His reasons for giving up meat were pretty typical: he objected to the callousness to animals that is brought on by intensive farming methods in some countries; he objected to the use of hormones and preservatives in live animals and he believed that eating so much meat was not a sustainable lifestyle for a growing world populace, that was becoming steadily rich enough that everyone would want to eat more meat sooner or later.

Society does not help or encourage the would-be vegetarian. The farming industry has grown huge and they have a vested interest in selling us their dairy, meat and eggs. It is difficult to escape pictures and hoardings promoting their products. Although the situation is better these days, restaurants still cater usually to the meat-eaters and vegetarian meals always seem small and costly by comparison.

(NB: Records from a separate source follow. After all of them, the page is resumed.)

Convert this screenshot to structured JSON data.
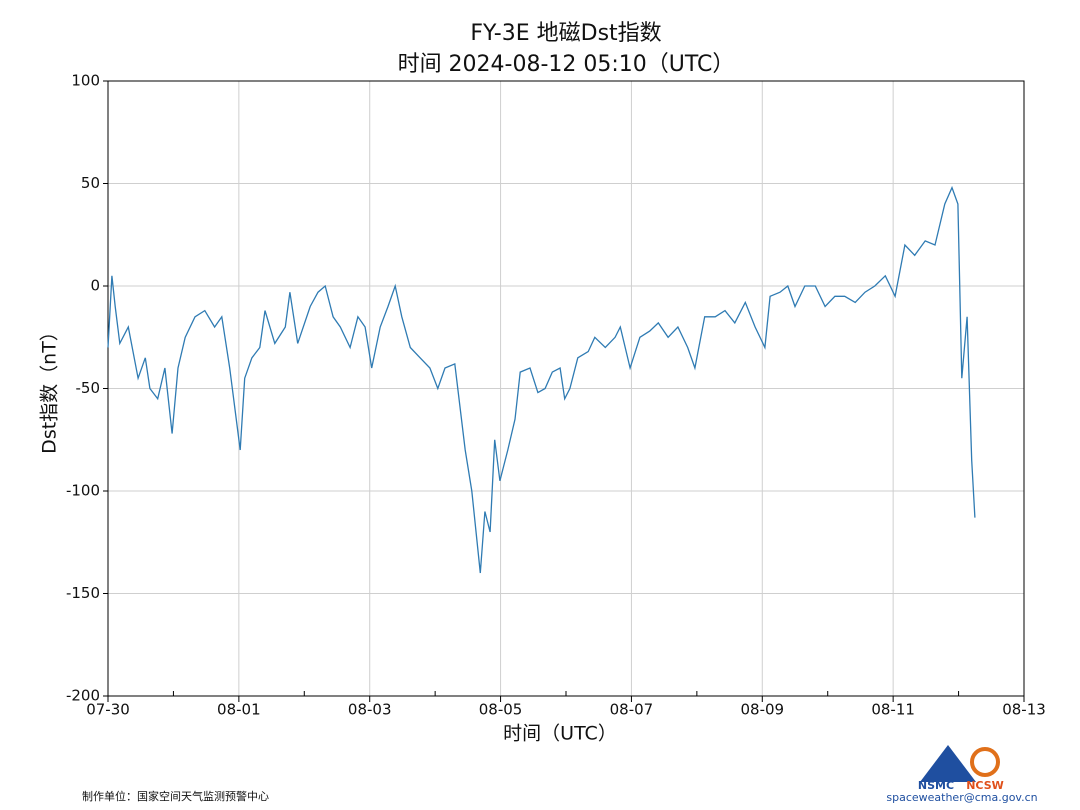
{
  "chart_data": {
    "type": "line",
    "title": "FY-3E 地磁Dst指数",
    "subtitle": "时间 2024-08-12 05:10（UTC）",
    "x_label": "时间（UTC）",
    "y_label": "Dst指数（nT）",
    "color": "#2f7bb3",
    "grid": true,
    "xlim": [
      0,
      14
    ],
    "xticks": [
      {
        "value": 0,
        "label": "07-30"
      },
      {
        "value": 2,
        "label": "08-01"
      },
      {
        "value": 4,
        "label": "08-03"
      },
      {
        "value": 6,
        "label": "08-05"
      },
      {
        "value": 8,
        "label": "08-07"
      },
      {
        "value": 10,
        "label": "08-09"
      },
      {
        "value": 12,
        "label": "08-11"
      },
      {
        "value": 14,
        "label": "08-13"
      }
    ],
    "xminor_ticks": [
      1,
      3,
      5,
      7,
      9,
      11,
      13
    ],
    "ylim": [
      -200,
      100
    ],
    "yticks": [
      -200,
      -150,
      -100,
      -50,
      0,
      50,
      100
    ],
    "x": [
      0,
      0.06,
      0.11,
      0.18,
      0.31,
      0.46,
      0.57,
      0.64,
      0.76,
      0.87,
      0.98,
      1.07,
      1.18,
      1.33,
      1.48,
      1.63,
      1.74,
      1.86,
      2.02,
      2.09,
      2.2,
      2.32,
      2.4,
      2.55,
      2.71,
      2.78,
      2.9,
      3.09,
      3.21,
      3.32,
      3.44,
      3.55,
      3.7,
      3.82,
      3.93,
      4.03,
      4.16,
      4.28,
      4.39,
      4.49,
      4.62,
      4.77,
      4.92,
      5.04,
      5.15,
      5.3,
      5.46,
      5.56,
      5.69,
      5.76,
      5.84,
      5.91,
      5.99,
      6.11,
      6.22,
      6.3,
      6.45,
      6.57,
      6.68,
      6.79,
      6.91,
      6.98,
      7.06,
      7.18,
      7.34,
      7.44,
      7.6,
      7.75,
      7.83,
      7.98,
      8.13,
      8.28,
      8.41,
      8.56,
      8.71,
      8.86,
      8.97,
      9.12,
      9.28,
      9.43,
      9.58,
      9.74,
      9.89,
      10.04,
      10.12,
      10.27,
      10.39,
      10.5,
      10.65,
      10.81,
      10.96,
      11.11,
      11.26,
      11.42,
      11.57,
      11.72,
      11.88,
      12.03,
      12.18,
      12.33,
      12.49,
      12.64,
      12.79,
      12.9,
      12.99,
      13.05,
      13.13,
      13.2,
      13.25
    ],
    "values": [
      -30,
      5,
      -10,
      -28,
      -20,
      -45,
      -35,
      -50,
      -55,
      -40,
      -72,
      -40,
      -25,
      -15,
      -12,
      -20,
      -15,
      -40,
      -80,
      -45,
      -35,
      -30,
      -12,
      -28,
      -20,
      -3,
      -28,
      -10,
      -3,
      0,
      -15,
      -20,
      -30,
      -15,
      -20,
      -40,
      -20,
      -10,
      0,
      -15,
      -30,
      -35,
      -40,
      -50,
      -40,
      -38,
      -80,
      -100,
      -140,
      -110,
      -120,
      -75,
      -95,
      -80,
      -65,
      -42,
      -40,
      -52,
      -50,
      -42,
      -40,
      -55,
      -50,
      -35,
      -32,
      -25,
      -30,
      -25,
      -20,
      -40,
      -25,
      -22,
      -18,
      -25,
      -20,
      -30,
      -40,
      -15,
      -15,
      -12,
      -18,
      -8,
      -20,
      -30,
      -5,
      -3,
      0,
      -10,
      0,
      0,
      -10,
      -5,
      -5,
      -8,
      -3,
      0,
      5,
      -5,
      20,
      15,
      22,
      20,
      40,
      48,
      40,
      -45,
      -15,
      -85,
      -113
    ]
  },
  "footer": {
    "producer": "制作单位：国家空间天气监测预警中心",
    "email": "spaceweather@cma.gov.cn",
    "logo_left": "NSMC",
    "logo_right": "NCSW"
  }
}
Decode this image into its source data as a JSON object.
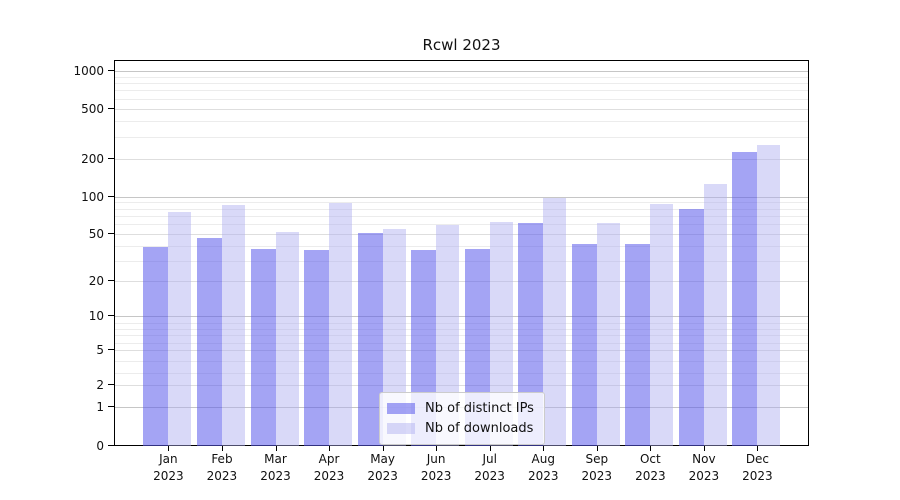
{
  "figure": {
    "background": "#ffffff",
    "spine_color": "#000000",
    "text_color": "#111111"
  },
  "chart_data": {
    "type": "bar",
    "title": "Rcwl 2023",
    "scale": "log1p",
    "xlabel": "",
    "ylabel": "",
    "categories": [
      "Jan",
      "Feb",
      "Mar",
      "Apr",
      "May",
      "Jun",
      "Jul",
      "Aug",
      "Sep",
      "Oct",
      "Nov",
      "Dec"
    ],
    "year_label": "2023",
    "series": [
      {
        "name": "Nb of distinct IPs",
        "color": "rgba(90,90,235,0.55)",
        "approx_hex": "#a4a4f1",
        "values": [
          39,
          46,
          38,
          37,
          51,
          37,
          38,
          61,
          41,
          41,
          79,
          225
        ]
      },
      {
        "name": "Nb of downloads",
        "color": "rgba(170,170,240,0.45)",
        "approx_hex": "#d8d8f6",
        "values": [
          75,
          86,
          52,
          89,
          55,
          59,
          62,
          97,
          61,
          87,
          126,
          260
        ]
      }
    ],
    "y_ticks": [
      0,
      1,
      2,
      5,
      10,
      20,
      50,
      100,
      200,
      500,
      1000
    ],
    "y_minor_ticks": [
      3,
      4,
      6,
      7,
      8,
      9,
      30,
      40,
      60,
      70,
      80,
      90,
      300,
      400,
      600,
      700,
      800,
      900
    ],
    "ylim": [
      0,
      1200
    ],
    "grid": {
      "enabled": true,
      "major_color": "#c6c6c6",
      "mid_color": "#dedede",
      "minor_color": "#ececec"
    },
    "legend": {
      "position": "bottom-center",
      "background": "rgba(255,255,255,0.8)",
      "border_color": "#cccccc"
    }
  }
}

Luckily there are plenty of 'Eastern' restaurants that cater naturally to the vegetarian because numerous Easterners are vegetarian. You can always find vegetarian meals on a Chinese, Japanese or an Indian menu. Hindus are vegetarian. Thai restaurants will also have a high proportion of meatless meals.

However, if you do not enjoy spicy food, you are back in the pizza hut or the sandwich bar in most towns. Society has moved on, but there is still a long way to go yet the vegetarian life is definitely becoming easier to sustain. There is support in numbers, so it would be worth taking vegetarian cookery lessons if your resolve begins to weaken.